Helmut Schmidts Popularität ist nicht ohne seine Zeit vor der Kanzlerschaft denkbar. Er war ein Politiker, der in Hamburg aufstieg.

Helmut Schmidt

5. September 1977: Der Bundeskanzler Helmut Schmidt nimmt in einer Fernseherklärung Stellung zur Entführung des Arbeitgeberpräsidenten Hanns Martin Schleyer. Foto: dpa

Kurz nach der Ablösung durch Helmut Kohl 1982 wurde bekannt, dass Helmut Schmidt Herausgeber der Wochenzeitung Die Zeit werden würde. Ein Posten im Schatten der Gräfin Dönhoff – also ein Direktorat auf Grüßaugustniveau. In Wahrheit ist Helmut Schmidt als Performer – und Autor – mit dieser Tätigkeit populärer denn je geworden. Vielleicht mag eine Szene aus einer TV-Fragesendung mit Sandra Maischberger dies illustrieren.
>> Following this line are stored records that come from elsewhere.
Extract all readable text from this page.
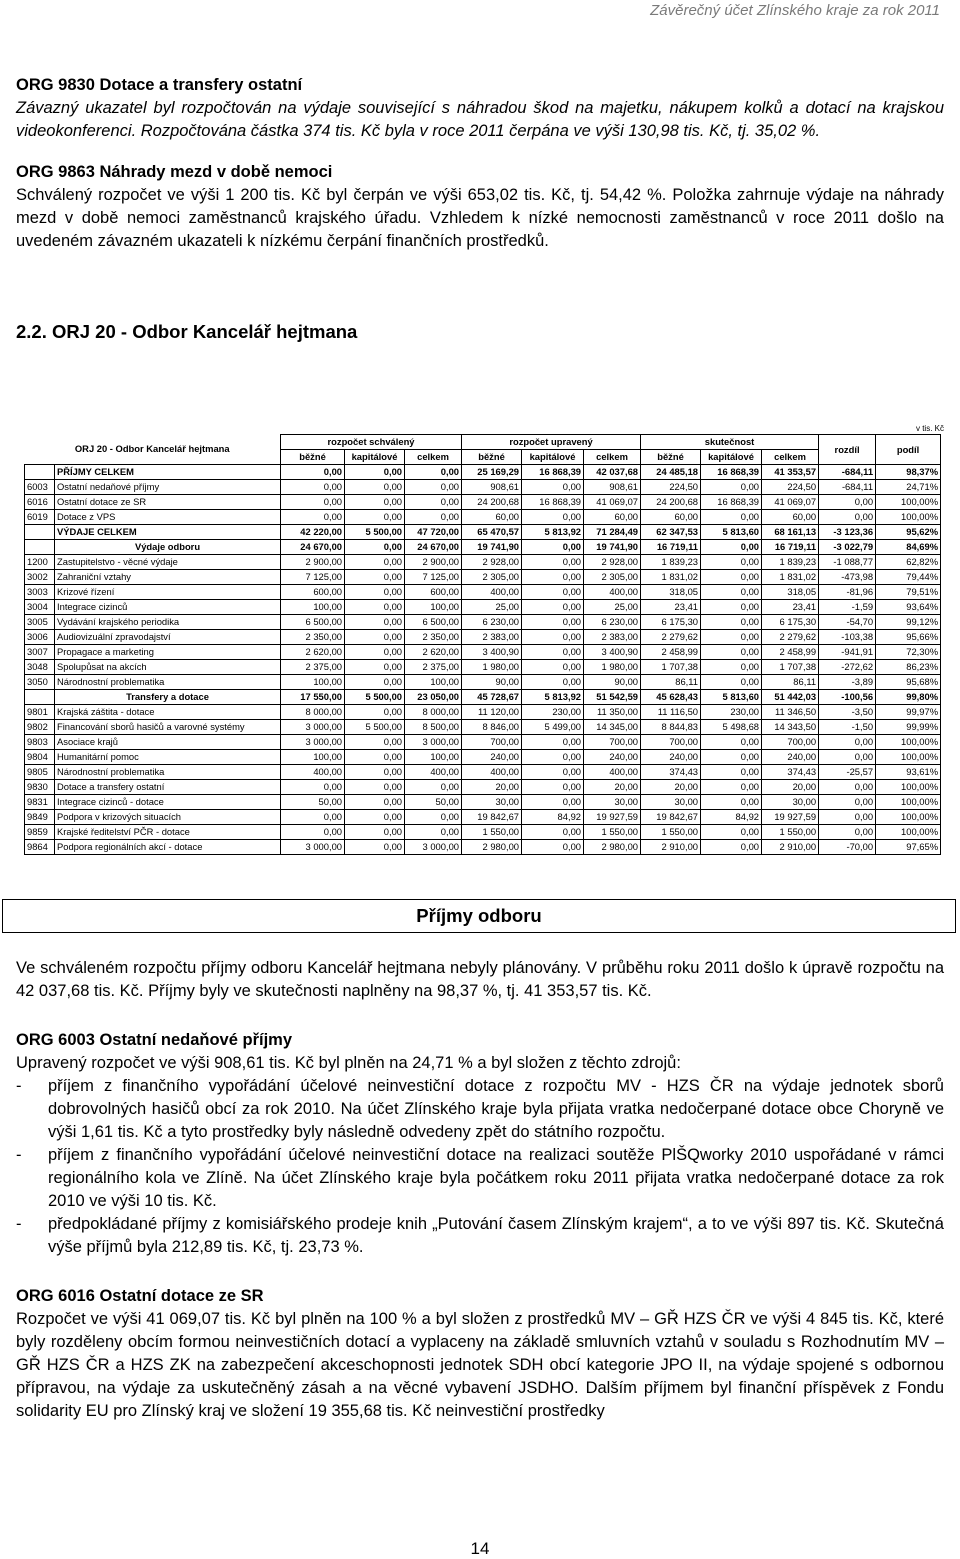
Závěrečný účet Zlínského kraje za rok 2011

ORG 9830 Dotace a transfery ostatní

Závazný ukazatel byl rozpočtován na výdaje související s náhradou škod na majetku, nákupem kolků a dotací na krajskou videokonferenci. Rozpočtována částka 374 tis. Kč byla v roce 2011 čerpána ve výši 130,98 tis. Kč, tj. 35,02 %.

ORG 9863 Náhrady mezd v době nemoci

Schválený rozpočet ve výši 1 200 tis. Kč byl čerpán ve výši 653,02 tis. Kč, tj. 54,42 %. Položka zahrnuje výdaje na náhrady mezd v době nemoci zaměstnanců krajského úřadu. Vzhledem k nízké nemocnosti zaměstnanců v roce 2011 došlo na uvedeném závazném ukazateli k nízkému čerpání finančních prostředků.

2.2. ORJ 20 - Odbor Kancelář hejtmana

v tis. Kč
ORJ 20 - Odbor Kancelář hejtmana		rozpočet schválený			rozpočet upravený			skutečnost			rozdíl	podíl
		běžné	kapitálové	celkem	běžné	kapitálové	celkem	běžné	kapitálové	celkem		
	PŘÍJMY CELKEM	0,00	0,00	0,00	25 169,29	16 868,39	42 037,68	24 485,18	16 868,39	41 353,57	-684,11	98,37%
6003	Ostatní nedaňové příjmy	0,00	0,00	0,00	908,61	0,00	908,61	224,50	0,00	224,50	-684,11	24,71%
6016	Ostatní dotace ze SR	0,00	0,00	0,00	24 200,68	16 868,39	41 069,07	24 200,68	16 868,39	41 069,07	0,00	100,00%
6019	Dotace z VPS	0,00	0,00	0,00	60,00	0,00	60,00	60,00	0,00	60,00	0,00	100,00%
	VÝDAJE CELKEM	42 220,00	5 500,00	47 720,00	65 470,57	5 813,92	71 284,49	62 347,53	5 813,60	68 161,13	-3 123,36	95,62%
	Výdaje odboru	24 670,00	0,00	24 670,00	19 741,90	0,00	19 741,90	16 719,11	0,00	16 719,11	-3 022,79	84,69%
1200	Zastupitelstvo - věcné výdaje	2 900,00	0,00	2 900,00	2 928,00	0,00	2 928,00	1 839,23	0,00	1 839,23	-1 088,77	62,82%
3002	Zahraniční vztahy	7 125,00	0,00	7 125,00	2 305,00	0,00	2 305,00	1 831,02	0,00	1 831,02	-473,98	79,44%
3003	Krizové řízení	600,00	0,00	600,00	400,00	0,00	400,00	318,05	0,00	318,05	-81,96	79,51%
3004	Integrace cizinců	100,00	0,00	100,00	25,00	0,00	25,00	23,41	0,00	23,41	-1,59	93,64%
3005	Vydávání krajského periodika	6 500,00	0,00	6 500,00	6 230,00	0,00	6 230,00	6 175,30	0,00	6 175,30	-54,70	99,12%
3006	Audiovizuální zpravodajství	2 350,00	0,00	2 350,00	2 383,00	0,00	2 383,00	2 279,62	0,00	2 279,62	-103,38	95,66%
3007	Propagace a marketing	2 620,00	0,00	2 620,00	3 400,90	0,00	3 400,90	2 458,99	0,00	2 458,99	-941,91	72,30%
3048	Spolupůsat na akcích	2 375,00	0,00	2 375,00	1 980,00	0,00	1 980,00	1 707,38	0,00	1 707,38	-272,62	86,23%
3050	Národnostní problematika	100,00	0,00	100,00	90,00	0,00	90,00	86,11	0,00	86,11	-3,89	95,68%
	Transfery a dotace	17 550,00	5 500,00	23 050,00	45 728,67	5 813,92	51 542,59	45 628,43	5 813,60	51 442,03	-100,56	99,80%
9801	Krajská záštita - dotace	8 000,00	0,00	8 000,00	11 120,00	230,00	11 350,00	11 116,50	230,00	11 346,50	-3,50	99,97%
9802	Financování sborů hasičů a varovné systémy	3 000,00	5 500,00	8 500,00	8 846,00	5 499,00	14 345,00	8 844,83	5 498,68	14 343,50	-1,50	99,99%
9803	Asociace krajů	3 000,00	0,00	3 000,00	700,00	0,00	700,00	700,00	0,00	700,00	0,00	100,00%
9804	Humanitární pomoc	100,00	0,00	100,00	240,00	0,00	240,00	240,00	0,00	240,00	0,00	100,00%
9805	Národnostní problematika	400,00	0,00	400,00	400,00	0,00	400,00	374,43	0,00	374,43	-25,57	93,61%
9830	Dotace a transfery ostatní	0,00	0,00	0,00	20,00	0,00	20,00	20,00	0,00	20,00	0,00	100,00%
9831	Integrace cizinců - dotace	50,00	0,00	50,00	30,00	0,00	30,00	30,00	0,00	30,00	0,00	100,00%
9849	Podpora v krizových situacích	0,00	0,00	0,00	19 842,67	84,92	19 927,59	19 842,67	84,92	19 927,59	0,00	100,00%
9859	Krajské ředitelství PČR - dotace	0,00	0,00	0,00	1 550,00	0,00	1 550,00	1 550,00	0,00	1 550,00	0,00	100,00%
9864	Podpora regionálních akcí - dotace	3 000,00	0,00	3 000,00	2 980,00	0,00	2 980,00	2 910,00	0,00	2 910,00	-70,00	97,65%
Příjmy odboru

Ve schváleném rozpočtu příjmy odboru Kancelář hejtmana nebyly plánovány. V průběhu roku 2011 došlo k úpravě rozpočtu na 42 037,68 tis. Kč. Příjmy byly ve skutečnosti naplněny na 98,37 %, tj. 41 353,57 tis. Kč.

ORG 6003 Ostatní nedaňové příjmy

Upravený rozpočet ve výši 908,61 tis. Kč byl plněn na 24,71 % a byl složen z těchto zdrojů:

- příjem z finančního vypořádání účelové neinvestiční dotace z rozpočtu MV - HZS ČR na výdaje jednotek sborů dobrovolných hasičů obcí za rok 2010. Na účet Zlínského kraje byla přijata vratka nedočerpané dotace obce Choryně ve výši 1,61 tis. Kč a tyto prostředky byly následně odvedeny zpět do státního rozpočtu.
- příjem z finančního vypořádání účelové neinvestiční dotace na realizaci soutěže PlŠQworky 2010 uspořádané v rámci regionálního kola ve Zlíně. Na účet Zlínského kraje byla počátkem roku 2011 přijata vratka nedočerpané dotace za rok 2010 ve výši 10 tis. Kč.
- předpokládané příjmy z komisiářského prodeje knih „Putování časem Zlínským krajem“, a to ve výši 897 tis. Kč. Skutečná výše příjmů byla 212,89 tis. Kč, tj. 23,73 %.

ORG 6016 Ostatní dotace ze SR

Rozpočet ve výši 41 069,07 tis. Kč byl plněn na 100 % a byl složen z prostředků MV – GŘ HZS ČR ve výši 4 845 tis. Kč, které byly rozděleny obcím formou neinvestičních dotací a vyplaceny na základě smluvních vztahů v souladu s Rozhodnutím MV – GŘ HZS ČR a HZS ZK na zabezpečení akceschopnosti jednotek SDH obcí kategorie JPO II, na výdaje spojené s odbornou přípravou, na výdaje za uskutečněný zásah a na věcné vybavení JSDHO. Dalším příjmem byl finanční příspěvek z Fondu solidarity EU pro Zlínský kraj ve složení 19 355,68 tis. Kč neinvestiční prostředky

14
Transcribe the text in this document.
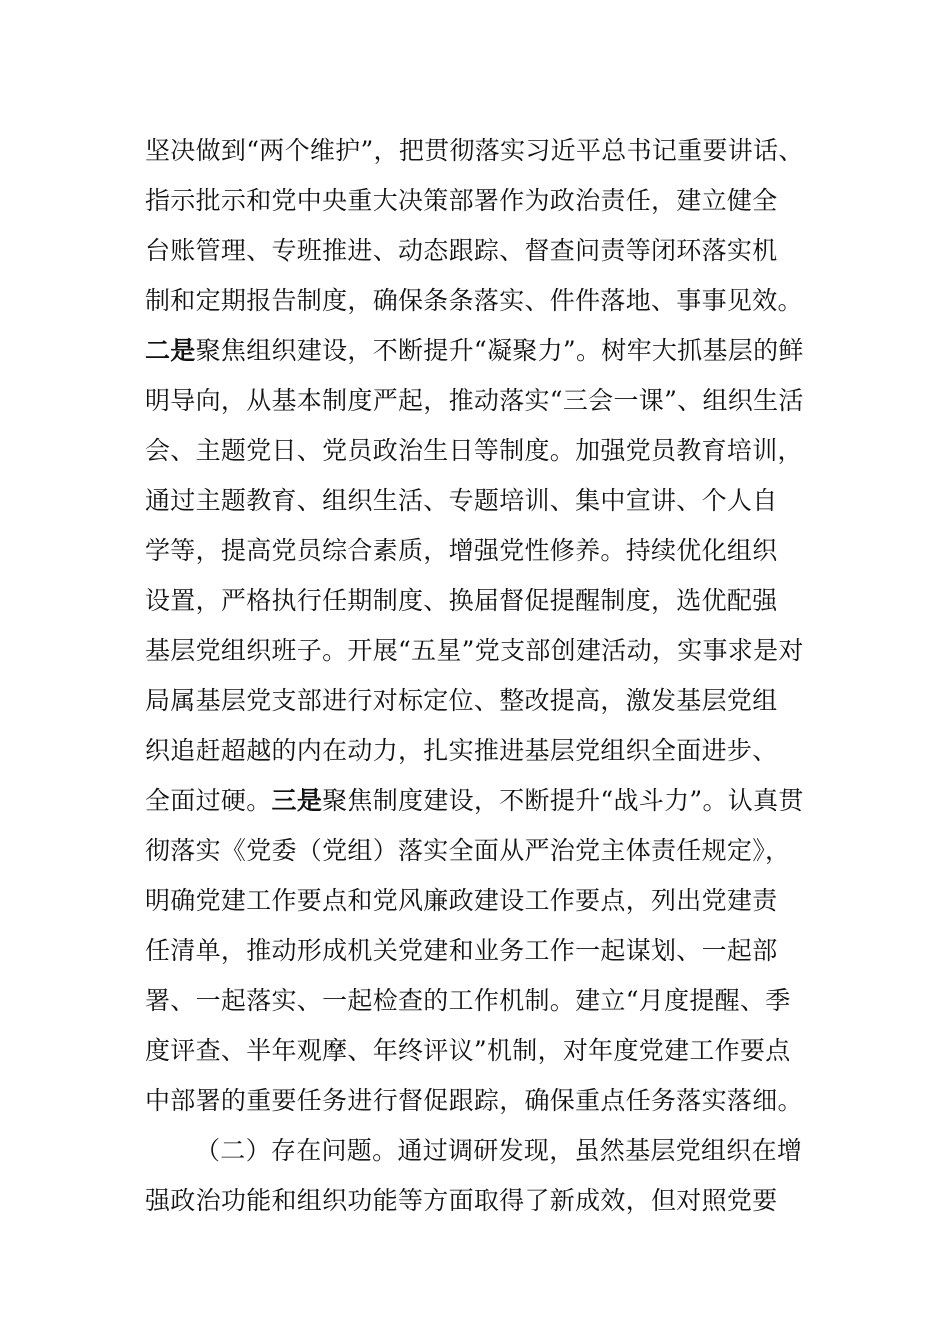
坚决做到“两个维护”，把贯彻落实习近平总书记重要讲话、
指示批示和党中央重大决策部署作为政治责任，建立健全
台账管理、专班推进、动态跟踪、督查问责等闭环落实机
制和定期报告制度，确保条条落实、件件落地、事事见效。
二是聚焦组织建设，不断提升“凝聚力”。树牢大抓基层的鲜
明导向，从基本制度严起，推动落实“三会一课”、组织生活
会、主题党日、党员政治生日等制度。加强党员教育培训，
通过主题教育、组织生活、专题培训、集中宣讲、个人自
学等，提高党员综合素质，增强党性修养。持续优化组织
设置，严格执行任期制度、换届督促提醒制度，选优配强
基层党组织班子。开展“五星”党支部创建活动，实事求是对
局属基层党支部进行对标定位、整改提高，激发基层党组
织追赶超越的内在动力，扎实推进基层党组织全面进步、
全面过硬。三是聚焦制度建设，不断提升“战斗力”。认真贯
彻落实《党委（党组）落实全面从严治党主体责任规定》，
明确党建工作要点和党风廉政建设工作要点，列出党建责
任清单，推动形成机关党建和业务工作一起谋划、一起部
署、一起落实、一起检查的工作机制。建立“月度提醒、季
度评查、半年观摩、年终评议”机制，对年度党建工作要点
中部署的重要任务进行督促跟踪，确保重点任务落实落细。
（二）存在问题。通过调研发现，虽然基层党组织在增
强政治功能和组织功能等方面取得了新成效，但对照党要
Gefragt, ob er den Preis einer Schachtel Zigaretten nach einer drohenden Tabaksteuererhöhung schon wisse, guckte er sie nicht antwortend an, drehte vielmehr seinen Kopf weg und raunte, maliziös und mit dieser gewissen hanseatischen Hochnäsigkeit, die immer freundlich bleibt: „Ich weiß es nicht.“ Schnaufte, an der Kippe ziehend und fügte an: „Aber ich werde es mir leisten können.“ Ach, das war zum Weinen herablassend – ganz großes Kino!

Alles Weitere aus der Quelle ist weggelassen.